То есть он всё чаще стал задумываться о своей смерти. Есть в уме такая стрелка, которая мысли о детях, деньгах, долгах автоматически переводит на эту, четвёртую, тему.
И вот отчего такая прекрасная вещь — «На выздоровление Лукулла»: написана про самое, самое важное в переживаемый момент, хотя на вид — совсем о другом; и четыре мучительные темы разыграны в освобождающей комбинации; остановите реквием (ср. музыкальный ход в «Памятнике»: мнимую торжественность, дезавуируемую финалом.); отбой ложной тревоги; бодрится врач, подняв очки. Беда прошла, как дождь, и яркий свет заливает последнее радостное стихотворение Пушкина.
А не злорадное, как думает недалёкая СНОП. Не оценила. Принимает за эпиграмму со взбитыми сливками под соусом антик. Месть Уварову, неодобрительно отзывавшемуся об «Истории пугачёвского бунта». Заодно — бичевание нравов придворной камарильи. Лучше бы СНОП что-нибудь в этом роде хоть раз буркнула про «Утро в кабинете знатного барина». А то: если Полевой написал — значит, пасквиль, а если Пушкин — бескомпромиссная политсатира, хоть сейчас в окна РОСТа. А ведь жанр — один и тот же, а вся разница только в том, что Пушкин — гений.

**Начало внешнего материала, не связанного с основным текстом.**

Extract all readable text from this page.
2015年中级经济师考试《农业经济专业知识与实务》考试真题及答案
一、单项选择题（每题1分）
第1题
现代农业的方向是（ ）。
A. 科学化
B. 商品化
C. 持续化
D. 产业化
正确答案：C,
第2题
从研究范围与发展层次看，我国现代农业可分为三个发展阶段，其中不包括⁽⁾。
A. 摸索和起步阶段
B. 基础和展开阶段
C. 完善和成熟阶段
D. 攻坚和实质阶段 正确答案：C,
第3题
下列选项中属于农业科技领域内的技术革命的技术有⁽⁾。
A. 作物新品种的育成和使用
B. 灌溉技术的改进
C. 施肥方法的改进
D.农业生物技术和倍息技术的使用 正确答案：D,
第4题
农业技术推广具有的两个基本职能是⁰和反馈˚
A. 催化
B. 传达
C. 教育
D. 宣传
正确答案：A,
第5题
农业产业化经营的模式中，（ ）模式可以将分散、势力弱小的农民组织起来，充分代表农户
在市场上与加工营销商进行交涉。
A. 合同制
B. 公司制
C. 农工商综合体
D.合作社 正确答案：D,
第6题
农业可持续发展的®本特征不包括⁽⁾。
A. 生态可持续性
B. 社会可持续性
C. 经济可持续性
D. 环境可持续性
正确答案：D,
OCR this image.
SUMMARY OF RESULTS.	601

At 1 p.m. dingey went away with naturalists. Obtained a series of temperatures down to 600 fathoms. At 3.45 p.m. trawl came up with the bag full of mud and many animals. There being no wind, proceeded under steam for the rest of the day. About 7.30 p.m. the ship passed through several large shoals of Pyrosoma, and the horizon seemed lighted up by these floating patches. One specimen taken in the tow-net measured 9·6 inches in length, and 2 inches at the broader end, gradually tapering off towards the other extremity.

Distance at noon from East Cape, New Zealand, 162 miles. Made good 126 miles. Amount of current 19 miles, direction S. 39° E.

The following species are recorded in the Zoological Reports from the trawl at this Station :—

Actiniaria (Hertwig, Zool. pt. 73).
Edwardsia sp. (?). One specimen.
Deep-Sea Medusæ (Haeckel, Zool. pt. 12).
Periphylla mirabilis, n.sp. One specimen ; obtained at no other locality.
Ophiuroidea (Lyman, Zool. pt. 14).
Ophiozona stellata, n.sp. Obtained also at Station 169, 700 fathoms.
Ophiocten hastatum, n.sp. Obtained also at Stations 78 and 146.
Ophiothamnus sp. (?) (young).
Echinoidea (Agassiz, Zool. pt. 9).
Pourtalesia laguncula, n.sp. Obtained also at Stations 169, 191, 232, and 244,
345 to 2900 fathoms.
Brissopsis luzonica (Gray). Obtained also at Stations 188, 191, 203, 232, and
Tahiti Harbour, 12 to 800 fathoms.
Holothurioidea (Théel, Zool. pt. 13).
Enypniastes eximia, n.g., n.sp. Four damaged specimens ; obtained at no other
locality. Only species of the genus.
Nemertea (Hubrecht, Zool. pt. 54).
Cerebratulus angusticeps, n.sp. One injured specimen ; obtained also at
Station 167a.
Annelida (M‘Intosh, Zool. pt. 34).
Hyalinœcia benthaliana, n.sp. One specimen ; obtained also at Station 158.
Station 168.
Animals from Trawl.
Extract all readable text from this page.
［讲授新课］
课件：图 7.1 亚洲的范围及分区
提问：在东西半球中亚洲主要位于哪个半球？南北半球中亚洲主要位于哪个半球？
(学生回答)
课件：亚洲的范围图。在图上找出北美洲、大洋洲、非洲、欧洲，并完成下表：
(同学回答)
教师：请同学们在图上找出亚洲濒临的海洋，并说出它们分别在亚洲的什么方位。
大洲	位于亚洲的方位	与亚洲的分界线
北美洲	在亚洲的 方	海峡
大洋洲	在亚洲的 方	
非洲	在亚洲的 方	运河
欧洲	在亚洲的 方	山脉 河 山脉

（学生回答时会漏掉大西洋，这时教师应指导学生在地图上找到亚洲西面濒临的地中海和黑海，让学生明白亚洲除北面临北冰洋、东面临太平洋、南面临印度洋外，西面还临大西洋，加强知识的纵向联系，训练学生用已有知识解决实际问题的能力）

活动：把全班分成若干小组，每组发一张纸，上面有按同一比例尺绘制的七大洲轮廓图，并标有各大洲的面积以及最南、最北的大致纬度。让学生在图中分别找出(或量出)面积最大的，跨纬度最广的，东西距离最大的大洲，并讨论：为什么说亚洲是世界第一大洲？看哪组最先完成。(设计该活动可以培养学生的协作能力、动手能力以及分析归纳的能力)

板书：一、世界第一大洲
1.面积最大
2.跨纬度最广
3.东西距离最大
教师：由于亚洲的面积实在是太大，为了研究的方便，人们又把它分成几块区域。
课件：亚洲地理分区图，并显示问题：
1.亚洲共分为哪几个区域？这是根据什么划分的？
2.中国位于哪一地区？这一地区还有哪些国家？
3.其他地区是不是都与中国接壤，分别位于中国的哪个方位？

Зато оценил — Уваров. Каков бы ни был его IQ . И хотелось ему теперь только одного: чтобы где-нибудь — в Англии, в Германии, в Америке — как можно скорей создали атомную, лучше водородную, бомбу и чтобы агенты Бенкендорфа её украли. Сергий Семёнович нашёл бы способ уговорить императора привести её в действие. В крайнем случае, сам украл бы и сам взорвал. Мир не должен был больше существовать. Пока мир существовал, в нём находились эти восемь невозможных строчек, внутрь которых словно и не Пушкин, а какой-то демон поместил Сергия Семёновича, как в игрушечную клетку из золотой проволоки — подкованную блоху! Сила шока от такого внезапного сокращения в размерах как бы останавливает в человеке кровь. Мёртвыми глазами он глядит на этого нового себя и не верит, что этот он — действительно он; что это его трактуют в таком регистре:
Он мнил: «Теперь уж у вельмож
Не стану няньчить ребятишек;
Я сам вельможа буду тож;
В подвалах, благо, есть излишек.
Теперь мне честность — трынь-трава!
Жену обсчитывать не буду,
И воровать уже забуду
Казённые дрова!»
Что примечательно: сама-то по себе эпиграммка — так себе. Обыкновенный водевильный куплет. Покойный Александр Писарев такие сочинял дюжинами. Каратыгин-младший тоже умеет. А у Некрасова будут и получше. И все забыты на второй после спектакля день. Но чутьё коллекционера классических древностей (и / или чутьё клопа, наступившего на формулу карбофоса) сразу сказало Сергию Семёновичу: спасения нет. Не оттого, что Пушкин, даже не оттого, что про Уварова, — скорей наоборот: как раз оттого, что куплет появляется и, насвистывая, уходит, а тем временем весь театр стихотворения всплывает над землей, как стратостат, — оно бессмертно. Пушкин отнял у Сергия Семёновича любимую мечту — о кресле в VIP-ложе ноосферы. Пушкин, как и мир, не должен был долее существовать.